Chrøis Karoline Maise, Larsen Steen, Pedersen Julie Steen, Rygg Marte Opseth, Boilsen Astrid Elisabeth Bruun, Bendtsen Flemming, Dela Flemming
Xlab, Centre for Healthy Aging, Department of Biomedical Sciences, University of Copenhagen, Copenhagen, Denmark.
Clinical Research Centre, Medical University of Bialystok, Bialystok, Poland.
Basic Clin Pharmacol Toxicol. 2020 Jan;126(1):86-91. doi: 10.1111/bcpt.13304. Epub 2019 Sep 4.
Acetaminophen (APAP) is used worldwide and is regarded as safe in therapeutic concentrations but can cause acute liver failure in higher doses. High doses of APAP have been shown to inhibit complex I and II mitochondrial respiratory capacity in mouse hepatocytes, but human studies are lacking. Here, we studied mitochondrial respiratory capacity in human hepatic tissue ex vivo with increasing doses of APAP. Hepatic biopsies were obtained from 12 obese patients who underwent a Roux-en-Y gastric bypass (RYGB) or a sleeve gastrectomy surgery. Mitochondrial respiration was measured by high-resolution respirometry. Therapeutic concentrations (≤0.13 mmol/L) of APAP did not inhibit state 3 complex I-linked respiration. APAP concentrations of ≥2.0 mmol/L in the medium significantly reduced hepatic mitochondrial respiration in a dose-dependent manner. Complex II-linked mitochondrial respiration was not inhibited by APAP. We conclude that the mitochondrial respiratory capacity is affected by a hepato-toxic effect of APAP, which involved complex I, but not complex II.
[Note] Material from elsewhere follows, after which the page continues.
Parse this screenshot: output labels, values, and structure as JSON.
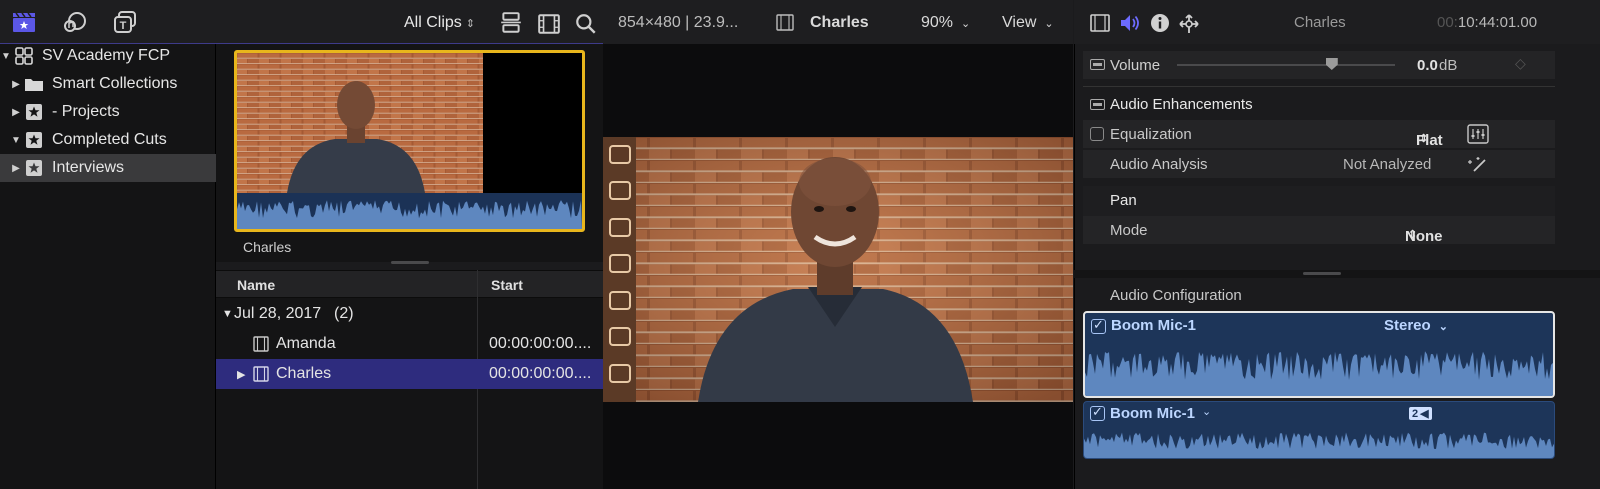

对乙酰氨基酚(APAP)在全球范围内广泛使用,在治疗浓度下被认为是安全的,但高剂量时可导致急性肝衰竭。高剂量的APAP已被证明可抑制小鼠肝细胞中复合物I和II的线粒体呼吸能力,但缺乏人体研究。在此,我们研究了不同剂量APAP对离体人肝组织线粒体呼吸能力的影响。从12例接受Roux-en-Y胃旁路术(RYGB)或袖状胃切除术的肥胖患者获取肝活检组织。通过高分辨率呼吸测定法测量线粒体呼吸。治疗浓度(≤0.13 mmol/L)的APAP不抑制状态3复合物I相关的呼吸。培养基中≥2.0 mmol/L的APAP浓度以剂量依赖方式显著降低肝线粒体呼吸。复合物II相关的线粒体呼吸未被APAP抑制。我们得出结论,APAP的肝毒性作用会影响线粒体呼吸能力,该作用涉及复合物I,但不涉及复合物II。